Le prétexte en est l’annonce de ce projet, au grand jour, sans aucun état d’âme, par les services secrets ukrainiens. Dans une interview au journal allemand Die Welt , le 25 mai, le directeur adjoint des services du renseignement militaire de Kiev (le GUR),. Vadym Skibitsky, déclare que la mort du président russe est actuellement la « priorité absolue » de ses services. Et comme pour être sûr d’être compris il répète la même chose, le même jour à Kiev, au journal italien La Repubblica.

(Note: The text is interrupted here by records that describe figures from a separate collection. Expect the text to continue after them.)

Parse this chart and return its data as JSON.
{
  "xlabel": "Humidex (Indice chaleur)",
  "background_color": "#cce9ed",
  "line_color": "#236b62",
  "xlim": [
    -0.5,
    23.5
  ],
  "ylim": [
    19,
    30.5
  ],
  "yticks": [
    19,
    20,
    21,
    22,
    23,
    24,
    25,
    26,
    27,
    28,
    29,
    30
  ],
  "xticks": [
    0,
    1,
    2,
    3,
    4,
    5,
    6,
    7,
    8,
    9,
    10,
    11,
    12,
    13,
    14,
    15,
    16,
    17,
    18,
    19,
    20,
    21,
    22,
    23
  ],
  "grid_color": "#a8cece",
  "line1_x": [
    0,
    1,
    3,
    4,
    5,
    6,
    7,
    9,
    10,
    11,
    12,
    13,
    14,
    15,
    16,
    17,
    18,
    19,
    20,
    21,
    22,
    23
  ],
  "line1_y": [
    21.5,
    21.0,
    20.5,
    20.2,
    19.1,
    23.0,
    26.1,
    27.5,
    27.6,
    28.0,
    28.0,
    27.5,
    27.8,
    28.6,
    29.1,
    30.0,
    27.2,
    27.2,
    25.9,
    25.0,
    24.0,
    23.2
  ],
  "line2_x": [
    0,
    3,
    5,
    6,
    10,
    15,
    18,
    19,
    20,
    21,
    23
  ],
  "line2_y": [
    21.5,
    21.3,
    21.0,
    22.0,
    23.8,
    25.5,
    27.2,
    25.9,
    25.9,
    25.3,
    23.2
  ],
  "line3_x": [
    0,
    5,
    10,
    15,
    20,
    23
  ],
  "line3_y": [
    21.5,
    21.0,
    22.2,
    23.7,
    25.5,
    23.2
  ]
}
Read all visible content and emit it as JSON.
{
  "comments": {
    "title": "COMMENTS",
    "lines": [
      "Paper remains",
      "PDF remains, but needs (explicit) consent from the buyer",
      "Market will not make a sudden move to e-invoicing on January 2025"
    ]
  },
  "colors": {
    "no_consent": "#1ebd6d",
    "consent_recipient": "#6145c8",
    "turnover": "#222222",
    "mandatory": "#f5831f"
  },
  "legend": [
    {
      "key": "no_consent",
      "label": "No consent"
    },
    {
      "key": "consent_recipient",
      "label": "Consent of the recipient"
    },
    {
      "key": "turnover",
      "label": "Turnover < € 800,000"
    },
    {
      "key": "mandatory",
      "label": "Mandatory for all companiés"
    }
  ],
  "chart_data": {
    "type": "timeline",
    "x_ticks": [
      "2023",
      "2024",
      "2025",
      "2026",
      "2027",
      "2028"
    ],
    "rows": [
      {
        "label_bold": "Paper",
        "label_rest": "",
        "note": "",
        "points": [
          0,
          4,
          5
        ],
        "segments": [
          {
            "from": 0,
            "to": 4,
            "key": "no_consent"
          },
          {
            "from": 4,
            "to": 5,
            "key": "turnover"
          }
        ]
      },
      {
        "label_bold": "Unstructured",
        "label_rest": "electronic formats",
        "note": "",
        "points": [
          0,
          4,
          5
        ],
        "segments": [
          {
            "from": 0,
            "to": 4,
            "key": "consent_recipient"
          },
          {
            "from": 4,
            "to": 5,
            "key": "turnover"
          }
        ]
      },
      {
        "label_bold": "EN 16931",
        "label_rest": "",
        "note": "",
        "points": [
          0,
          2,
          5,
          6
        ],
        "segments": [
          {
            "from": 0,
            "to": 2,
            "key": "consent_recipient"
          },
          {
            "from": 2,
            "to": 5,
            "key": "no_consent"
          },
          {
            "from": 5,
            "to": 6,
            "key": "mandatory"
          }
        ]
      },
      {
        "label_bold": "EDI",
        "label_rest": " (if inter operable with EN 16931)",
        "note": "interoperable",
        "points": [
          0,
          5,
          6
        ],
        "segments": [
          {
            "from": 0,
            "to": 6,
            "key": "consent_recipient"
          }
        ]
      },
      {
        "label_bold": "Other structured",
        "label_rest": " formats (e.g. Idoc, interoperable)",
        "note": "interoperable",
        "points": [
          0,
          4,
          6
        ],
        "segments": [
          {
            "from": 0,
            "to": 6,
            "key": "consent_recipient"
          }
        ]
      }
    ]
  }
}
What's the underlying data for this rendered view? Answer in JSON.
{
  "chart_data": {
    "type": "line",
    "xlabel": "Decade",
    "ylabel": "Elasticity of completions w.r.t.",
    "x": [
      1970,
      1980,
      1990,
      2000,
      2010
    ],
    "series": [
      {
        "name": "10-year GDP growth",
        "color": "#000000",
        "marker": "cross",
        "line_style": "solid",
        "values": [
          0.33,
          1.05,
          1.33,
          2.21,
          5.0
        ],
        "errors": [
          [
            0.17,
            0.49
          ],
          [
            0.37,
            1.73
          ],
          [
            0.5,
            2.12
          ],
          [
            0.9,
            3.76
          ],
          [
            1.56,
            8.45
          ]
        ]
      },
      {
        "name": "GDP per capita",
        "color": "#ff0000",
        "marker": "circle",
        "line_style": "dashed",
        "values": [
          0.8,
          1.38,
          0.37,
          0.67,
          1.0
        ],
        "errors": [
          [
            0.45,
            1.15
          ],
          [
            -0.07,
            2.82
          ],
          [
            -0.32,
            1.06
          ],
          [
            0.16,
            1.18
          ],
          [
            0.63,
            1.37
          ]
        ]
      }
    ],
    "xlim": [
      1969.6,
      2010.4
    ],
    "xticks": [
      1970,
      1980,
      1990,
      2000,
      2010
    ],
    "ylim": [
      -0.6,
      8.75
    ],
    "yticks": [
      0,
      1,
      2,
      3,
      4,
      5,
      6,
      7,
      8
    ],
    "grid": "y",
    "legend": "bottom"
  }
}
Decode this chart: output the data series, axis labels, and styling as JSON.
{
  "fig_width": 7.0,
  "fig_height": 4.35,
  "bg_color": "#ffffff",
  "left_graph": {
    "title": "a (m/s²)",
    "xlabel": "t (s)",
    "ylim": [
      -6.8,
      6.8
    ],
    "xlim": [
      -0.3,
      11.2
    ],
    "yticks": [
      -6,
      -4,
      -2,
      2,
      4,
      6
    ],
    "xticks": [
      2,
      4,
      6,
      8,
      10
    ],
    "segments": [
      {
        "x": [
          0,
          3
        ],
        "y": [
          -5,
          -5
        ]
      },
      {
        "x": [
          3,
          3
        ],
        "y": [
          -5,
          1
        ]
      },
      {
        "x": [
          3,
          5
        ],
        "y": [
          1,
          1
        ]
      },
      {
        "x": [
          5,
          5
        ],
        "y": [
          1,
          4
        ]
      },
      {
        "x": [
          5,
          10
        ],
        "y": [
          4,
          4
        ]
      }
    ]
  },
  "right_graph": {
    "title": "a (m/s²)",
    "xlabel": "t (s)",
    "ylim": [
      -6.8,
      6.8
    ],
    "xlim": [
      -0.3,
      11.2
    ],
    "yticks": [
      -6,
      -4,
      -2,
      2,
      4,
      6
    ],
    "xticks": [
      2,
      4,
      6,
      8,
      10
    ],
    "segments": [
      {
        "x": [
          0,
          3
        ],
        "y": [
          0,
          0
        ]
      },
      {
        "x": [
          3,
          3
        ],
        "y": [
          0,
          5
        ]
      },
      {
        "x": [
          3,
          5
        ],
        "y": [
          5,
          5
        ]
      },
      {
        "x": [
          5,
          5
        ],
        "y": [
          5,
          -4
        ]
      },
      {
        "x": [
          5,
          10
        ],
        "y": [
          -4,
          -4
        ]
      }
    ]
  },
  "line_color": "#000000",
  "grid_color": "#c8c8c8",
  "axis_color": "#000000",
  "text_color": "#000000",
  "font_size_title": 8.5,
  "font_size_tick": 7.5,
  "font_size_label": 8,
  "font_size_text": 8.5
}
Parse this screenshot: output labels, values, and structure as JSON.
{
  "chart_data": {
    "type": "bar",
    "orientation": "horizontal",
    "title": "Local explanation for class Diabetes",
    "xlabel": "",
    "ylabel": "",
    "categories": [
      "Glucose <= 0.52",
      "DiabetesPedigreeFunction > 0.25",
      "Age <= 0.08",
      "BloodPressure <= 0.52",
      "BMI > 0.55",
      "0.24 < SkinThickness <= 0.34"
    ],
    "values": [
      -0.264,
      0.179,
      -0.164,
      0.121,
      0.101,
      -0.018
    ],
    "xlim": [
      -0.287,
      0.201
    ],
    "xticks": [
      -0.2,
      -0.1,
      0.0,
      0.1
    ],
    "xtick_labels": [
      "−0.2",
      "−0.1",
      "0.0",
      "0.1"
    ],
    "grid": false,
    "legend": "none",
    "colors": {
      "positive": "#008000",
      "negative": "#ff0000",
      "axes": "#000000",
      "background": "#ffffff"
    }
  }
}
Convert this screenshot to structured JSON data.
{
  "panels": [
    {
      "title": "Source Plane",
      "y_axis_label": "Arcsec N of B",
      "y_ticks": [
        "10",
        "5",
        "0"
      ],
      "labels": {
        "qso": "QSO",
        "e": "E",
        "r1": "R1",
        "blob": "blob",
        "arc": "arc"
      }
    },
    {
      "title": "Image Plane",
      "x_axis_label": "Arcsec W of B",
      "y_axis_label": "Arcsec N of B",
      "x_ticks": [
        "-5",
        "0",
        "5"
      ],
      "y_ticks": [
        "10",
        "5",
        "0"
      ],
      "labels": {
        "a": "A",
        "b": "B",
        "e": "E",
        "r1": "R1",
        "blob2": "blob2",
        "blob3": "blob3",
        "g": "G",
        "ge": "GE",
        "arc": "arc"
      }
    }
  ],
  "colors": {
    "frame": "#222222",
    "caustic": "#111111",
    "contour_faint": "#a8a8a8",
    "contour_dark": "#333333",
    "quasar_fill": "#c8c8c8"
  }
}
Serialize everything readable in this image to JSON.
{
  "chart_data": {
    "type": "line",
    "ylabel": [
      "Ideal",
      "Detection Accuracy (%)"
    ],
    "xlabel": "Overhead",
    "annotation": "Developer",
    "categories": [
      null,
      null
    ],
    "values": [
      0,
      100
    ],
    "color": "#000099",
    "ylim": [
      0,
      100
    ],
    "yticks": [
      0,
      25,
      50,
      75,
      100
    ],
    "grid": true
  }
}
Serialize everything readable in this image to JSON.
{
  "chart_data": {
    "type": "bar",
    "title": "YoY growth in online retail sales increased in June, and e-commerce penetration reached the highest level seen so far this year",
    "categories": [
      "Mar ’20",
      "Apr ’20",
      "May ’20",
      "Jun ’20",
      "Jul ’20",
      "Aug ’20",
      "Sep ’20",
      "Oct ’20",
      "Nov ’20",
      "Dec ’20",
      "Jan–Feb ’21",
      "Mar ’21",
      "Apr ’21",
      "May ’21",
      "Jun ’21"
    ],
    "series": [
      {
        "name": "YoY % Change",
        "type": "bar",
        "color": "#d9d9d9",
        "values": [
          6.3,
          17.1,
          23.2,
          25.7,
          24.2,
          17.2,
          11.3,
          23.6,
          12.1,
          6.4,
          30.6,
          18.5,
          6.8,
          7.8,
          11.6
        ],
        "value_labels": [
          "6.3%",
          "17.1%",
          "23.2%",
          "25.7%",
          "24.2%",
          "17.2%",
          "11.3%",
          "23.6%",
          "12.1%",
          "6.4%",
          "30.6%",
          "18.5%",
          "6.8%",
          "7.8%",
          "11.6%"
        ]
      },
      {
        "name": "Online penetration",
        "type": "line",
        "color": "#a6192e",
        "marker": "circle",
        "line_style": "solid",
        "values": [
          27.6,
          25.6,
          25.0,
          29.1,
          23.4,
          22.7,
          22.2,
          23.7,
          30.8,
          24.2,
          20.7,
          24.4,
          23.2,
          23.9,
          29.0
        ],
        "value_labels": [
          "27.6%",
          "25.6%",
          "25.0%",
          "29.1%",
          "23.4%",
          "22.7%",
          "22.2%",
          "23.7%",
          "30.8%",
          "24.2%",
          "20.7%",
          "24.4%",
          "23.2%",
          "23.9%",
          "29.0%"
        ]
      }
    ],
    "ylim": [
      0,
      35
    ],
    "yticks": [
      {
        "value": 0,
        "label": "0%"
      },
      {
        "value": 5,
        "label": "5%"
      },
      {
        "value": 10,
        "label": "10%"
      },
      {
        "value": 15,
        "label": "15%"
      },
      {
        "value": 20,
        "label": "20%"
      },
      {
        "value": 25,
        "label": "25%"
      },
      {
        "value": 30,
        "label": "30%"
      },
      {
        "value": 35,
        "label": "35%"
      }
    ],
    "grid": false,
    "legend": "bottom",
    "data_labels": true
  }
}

Cette interview est l’occasion, ou plutôt le prétexte, car ce n’est pas la première fois que ce thème est médiatisé, de reprendre en boucle l’information sur tous les médias occidentaux. La propagande occidentale ne se contente pas de reprendre l’information, elle la diffuse à grande échelle, elle renchérit sur ce projet criminel, elle le légitime. Plus grave, elle le banalise. " Poutine ne serait-il pas le responsable de cette guerre ? N’est-il pas un dictateur ? ". " C’est connu, disent-ils, la mort d’un dictateur change tout, car son pouvoir est absolu et celui sur cette guerre aussi ". "Poutine n’est-il pas d’ailleurs inculpé de crime contre l’humanité et donc un terroriste ? Il y a deux thèses de justification qui sont proposées sur les plateaux TV de propagande où experts de tous ordres rivalisent d’imagination : l’une que Poutine est un terroriste, et donc que son exécution est une question de légitime défense, l’autre que sa mort amènerait la fin de la guerre, épargnerait des innocents et que donc son assassinat serait...moral (sic !).
Je n’invente rien. Tels sont les arguments développés dans les médias. Sur l’un des plateaux, celui de LCI, un représentant reconnu de l’élite de la pensée officielle française, Dominique Moisi, conseiller spécial de l’Institut Montaigne, vient expliquer, d’un ton doucereux, et dans le plus pur style du jésuitisme, que les deux thèses sont "complémentaires", et "non contradictoires", et que c’est une "question de droit dans les deux cas".
"La meilleure solution"
L’apogée, c’est lorsque Hélène Carrère d’Encausse, secrétaire perpétuelle de l’Académie française, temple de la culture française, vient conforter cette thèse et nous expliquer que c’est " la meilleure solution " pour tout le monde, y compris pour la Russie.
Il n’est plus question du droit international qui fait que l’assassinat d’un chef d’État est contraire au principe de souveraineté des États et au droit des relations internationales. Il n’est plus question de la base fondamentale de tout droit qui dicte que personne n’a le droit de se faire justice soi-même. L’Occident proclame la loi de Lynch et s’en justifie.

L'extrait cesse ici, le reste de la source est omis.